There are many risk factors we as nurses must be aware of when it comes to delirium. Some of these risks factors are things we cannot change and have no control over. But what can we change? Let's review the risk factors together.

Non-modifiable risks:

• Age <2 years (especially neonates)

  • The immature brain has a developing blood–brain barrier, high plasticity, and heightened sensitivity to stress and neurotransmitter imbalance.

• Developmental delays

  • Baseline cognitive or behavioral differences make delirium harder to detect and may amplify risk.

• Neurologic conditions (HIE, IVH grade 3-4, congenital malformations)

  • Structural or metabolic brain injury increases susceptibility to neurotransmitter disruption and impaired arousal regulation.

• Cyanotic heart disease

  • Chronic hypoxemia alters cerebral perfusion and oxygen delivery, affecting neuronal stability.

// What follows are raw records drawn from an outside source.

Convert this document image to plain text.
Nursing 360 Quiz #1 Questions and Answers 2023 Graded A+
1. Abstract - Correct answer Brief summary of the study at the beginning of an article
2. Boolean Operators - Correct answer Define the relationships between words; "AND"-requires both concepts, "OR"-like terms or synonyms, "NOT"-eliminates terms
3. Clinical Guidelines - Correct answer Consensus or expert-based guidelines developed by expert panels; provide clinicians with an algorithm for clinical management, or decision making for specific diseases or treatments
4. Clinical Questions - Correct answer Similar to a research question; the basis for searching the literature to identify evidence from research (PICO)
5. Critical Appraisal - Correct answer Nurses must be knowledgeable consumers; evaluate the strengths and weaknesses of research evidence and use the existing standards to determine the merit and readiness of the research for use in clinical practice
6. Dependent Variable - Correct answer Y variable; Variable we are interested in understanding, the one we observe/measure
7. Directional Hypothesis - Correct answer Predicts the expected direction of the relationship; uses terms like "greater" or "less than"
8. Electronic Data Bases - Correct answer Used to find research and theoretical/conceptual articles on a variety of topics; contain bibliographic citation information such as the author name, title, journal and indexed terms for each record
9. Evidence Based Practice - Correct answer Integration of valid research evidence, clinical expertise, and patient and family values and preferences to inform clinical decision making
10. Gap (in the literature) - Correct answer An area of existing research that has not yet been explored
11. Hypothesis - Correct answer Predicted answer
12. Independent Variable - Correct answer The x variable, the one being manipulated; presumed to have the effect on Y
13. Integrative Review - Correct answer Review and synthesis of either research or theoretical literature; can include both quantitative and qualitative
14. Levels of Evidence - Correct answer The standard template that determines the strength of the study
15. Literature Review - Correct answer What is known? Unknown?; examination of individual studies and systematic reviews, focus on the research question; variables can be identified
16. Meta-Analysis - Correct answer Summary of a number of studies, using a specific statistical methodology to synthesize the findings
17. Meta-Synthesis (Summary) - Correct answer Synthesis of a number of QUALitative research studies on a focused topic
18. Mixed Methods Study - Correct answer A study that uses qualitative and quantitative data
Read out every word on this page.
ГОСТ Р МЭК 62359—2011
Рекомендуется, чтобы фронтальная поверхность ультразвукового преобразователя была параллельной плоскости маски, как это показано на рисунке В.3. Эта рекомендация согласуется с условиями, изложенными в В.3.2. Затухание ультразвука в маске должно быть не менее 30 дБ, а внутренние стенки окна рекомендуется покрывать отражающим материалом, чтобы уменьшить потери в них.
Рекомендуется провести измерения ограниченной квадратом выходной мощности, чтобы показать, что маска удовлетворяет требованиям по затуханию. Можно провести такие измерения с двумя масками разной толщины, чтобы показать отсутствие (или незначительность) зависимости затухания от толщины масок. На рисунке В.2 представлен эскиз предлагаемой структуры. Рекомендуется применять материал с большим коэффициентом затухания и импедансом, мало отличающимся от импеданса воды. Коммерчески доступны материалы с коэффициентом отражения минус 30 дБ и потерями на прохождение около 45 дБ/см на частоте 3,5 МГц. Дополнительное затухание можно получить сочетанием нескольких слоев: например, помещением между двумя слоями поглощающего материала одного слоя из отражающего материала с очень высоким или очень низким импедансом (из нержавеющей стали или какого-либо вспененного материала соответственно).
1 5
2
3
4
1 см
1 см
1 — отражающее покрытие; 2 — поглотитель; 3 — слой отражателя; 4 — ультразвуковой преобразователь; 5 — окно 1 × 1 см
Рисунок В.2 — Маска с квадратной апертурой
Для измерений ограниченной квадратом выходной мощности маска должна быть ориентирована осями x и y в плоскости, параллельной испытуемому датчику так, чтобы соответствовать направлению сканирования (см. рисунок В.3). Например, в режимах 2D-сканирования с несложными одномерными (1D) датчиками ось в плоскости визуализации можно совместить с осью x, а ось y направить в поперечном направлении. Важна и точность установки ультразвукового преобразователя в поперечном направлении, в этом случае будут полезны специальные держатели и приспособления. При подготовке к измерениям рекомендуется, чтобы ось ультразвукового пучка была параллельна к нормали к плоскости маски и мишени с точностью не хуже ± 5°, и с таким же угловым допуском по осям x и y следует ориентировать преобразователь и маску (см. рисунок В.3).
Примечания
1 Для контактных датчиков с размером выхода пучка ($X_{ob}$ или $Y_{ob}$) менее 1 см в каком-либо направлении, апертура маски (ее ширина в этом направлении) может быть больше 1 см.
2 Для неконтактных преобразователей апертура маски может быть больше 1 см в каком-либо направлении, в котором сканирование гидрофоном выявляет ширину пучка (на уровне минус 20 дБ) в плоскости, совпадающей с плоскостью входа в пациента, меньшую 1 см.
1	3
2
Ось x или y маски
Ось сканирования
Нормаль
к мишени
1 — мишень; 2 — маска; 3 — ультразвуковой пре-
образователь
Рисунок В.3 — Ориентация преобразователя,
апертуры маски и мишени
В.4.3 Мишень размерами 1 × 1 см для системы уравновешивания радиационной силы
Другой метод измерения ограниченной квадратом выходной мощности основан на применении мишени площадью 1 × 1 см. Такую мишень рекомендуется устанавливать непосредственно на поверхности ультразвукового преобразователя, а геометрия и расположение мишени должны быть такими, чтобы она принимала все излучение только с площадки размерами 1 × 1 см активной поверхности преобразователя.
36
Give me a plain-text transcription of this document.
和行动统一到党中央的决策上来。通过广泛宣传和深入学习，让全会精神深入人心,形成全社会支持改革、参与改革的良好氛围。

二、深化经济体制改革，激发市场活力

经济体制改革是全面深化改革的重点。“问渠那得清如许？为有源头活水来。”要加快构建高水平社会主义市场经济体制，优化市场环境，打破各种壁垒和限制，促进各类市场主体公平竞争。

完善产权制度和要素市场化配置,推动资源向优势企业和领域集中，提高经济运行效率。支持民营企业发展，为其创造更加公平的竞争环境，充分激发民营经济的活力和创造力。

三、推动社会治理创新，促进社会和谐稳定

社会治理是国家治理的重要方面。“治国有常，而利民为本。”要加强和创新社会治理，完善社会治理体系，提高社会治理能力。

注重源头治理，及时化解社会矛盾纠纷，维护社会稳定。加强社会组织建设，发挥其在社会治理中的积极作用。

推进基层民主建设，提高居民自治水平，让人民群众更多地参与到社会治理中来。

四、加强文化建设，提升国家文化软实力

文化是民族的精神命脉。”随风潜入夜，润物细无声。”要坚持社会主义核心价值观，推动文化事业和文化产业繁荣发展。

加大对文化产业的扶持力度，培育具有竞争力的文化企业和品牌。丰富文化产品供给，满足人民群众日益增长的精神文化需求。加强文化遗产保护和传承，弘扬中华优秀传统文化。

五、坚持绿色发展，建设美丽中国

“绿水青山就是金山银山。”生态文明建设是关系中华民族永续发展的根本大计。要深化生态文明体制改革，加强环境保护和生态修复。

Modifiable pharmacologic risks we can influence:

• Benzodiazepine exposure (4-fold increased risk and dose-dependent)

  • Potentiate GABA-A activity: paradoxically excitatory in neonates → disorganized behavior, sleep disruption.

• Anticholinergic medications

  • Block acetylcholine, a key neurotransmitter for attention and arousal.

• Opioids

  • Chronic use leads to receptor downregulation, tolerance, and withdrawal cycles → fluctuating arousal, mimicking delirium.

• Corticosteroids

  • Alter glucose metabolism and can induce mood or behavioral changes.

• Rapid weaning

  • Sudden changes in CNS drug exposure can trigger agitation, autonomic instability, and delirium.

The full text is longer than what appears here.